Butternut Squash Ravioli with Pumpkin Sage Sauce


Oh, Fall. Glorious  you are. In an effort to reduce our grocery budget and incorporate more veggies in our diet this meal was born. Thankfully Fall flavors are exceptionally awesome and are perfect for eating cheaply, quickly, and easily. This meal from start to finish could easily be done in less than 30 minutes. (Did you hear that, Rachael Ray?!) To jazz it up (and increase fat content) you could add ground sausage, substitute the milk for cream, mix in cheese ravioli…the possibilities are endless! Chris would have preferred some protein in the meal, I’m sure, and some grilled chicken would have been great on top or atop the Cesar salad I served with the meal.

Enjoy!

INGREDIENTS
1 pkg frozen, or refrigerated, butternut squash. (Ours came from the frozen section at Kroger)
2 T butter
1/3 red onion, diced
2 t diced garlic
10 sliced button mushrooms (or portobello’s would be a great substitution)
1 can organic stewed tomatoes. (Ours came from Costco)
3 beef bouillon cubes mixed into three cups of water.
2 tsp. sage.
1 tsp. pepper
2 t. parsley
1 c whole milk
1/4 c pureed organic pumpkin (pure pumpkin, without seasoning. Again, found ours at Costco)
*note: there is a recipe on the back of the frozen ravioli that has a Sage Cream sauce. The recipe above is adapted from that to make it healthier by adding more vegetables and less fat.*

METHOD
Melt butter in a large stock pot and sautee onion, garlic, and mushrooms until tender-about 5 minutes. To this add the tomatoes, beef stock, sage, pepper, and parsley. Allow to simmer for 30 minutes and add pumpkin.

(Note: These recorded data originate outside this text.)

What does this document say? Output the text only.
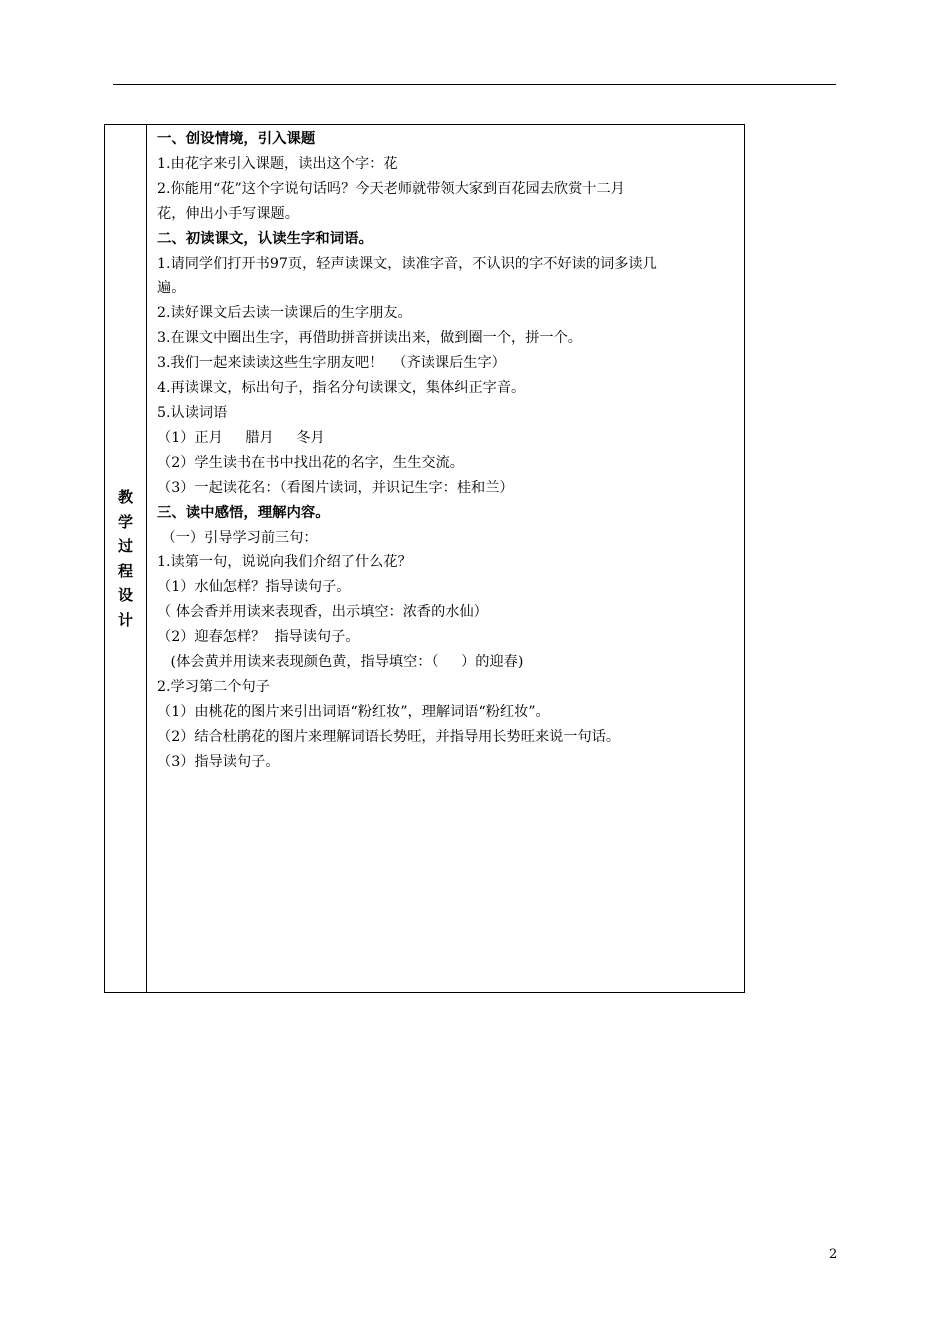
教
学
过
程
设
计
一、创设情境，引入课题
1.由花字来引入课题，读出这个字：花
2.你能用“花”这个字说句话吗？今天老师就带领大家到百花园去欣赏十二月
花，伸出小手写课题。
二、初读课文，认读生字和词语。
1.请同学们打开书97页，轻声读课文，读准字音，不认识的字不好读的词多读几
遍。
2.读好课文后去读一读课后的生字朋友。
3.在课文中圈出生字，再借助拼音拼读出来，做到圈一个，拼一个。
3.我们一起来读读这些生字朋友吧！  （齐读课后生字）
4.再读课文，标出句子，指名分句读课文，集体纠正字音。
5.认读词语
（1）正月     腊月     冬月
（2）学生读书在书中找出花的名字，生生交流。
（3）一起读花名：（看图片读词，并识记生字：桂和兰）
三、读中感悟，理解内容。
（一）引导学习前三句：
1.读第一句，说说向我们介绍了什么花？
（1）水仙怎样？指导读句子。
（ 体会香并用读来表现香，出示填空：浓香的水仙）
（2）迎春怎样？  指导读句子。
(体会黄并用读来表现颜色黄，指导填空：（     ）的迎春)
2.学习第二个句子
（1）由桃花的图片来引出词语“粉红妆”，理解词语“粉红妆”。
（2）结合杜鹃花的图片来理解词语长势旺，并指导用长势旺来说一句话。
（3）指导读句子。
2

Once mixed together add uncooked ravioli. Allow ravioli to cook until tender- about 7 min for frozen and 3 min for refrigerated. Add milk once cooked and allow flavors to come together for additional cooking time. We had about 15 minutes to spare and allowed the pasta to absorb some of the goodness. This sauce will be thin. You could thicken it by making a roux with flour or cornstarch plus some of the liquid from the sauce. Allowing the sauce to cook longer will reduce its volume and also yield a thicker base.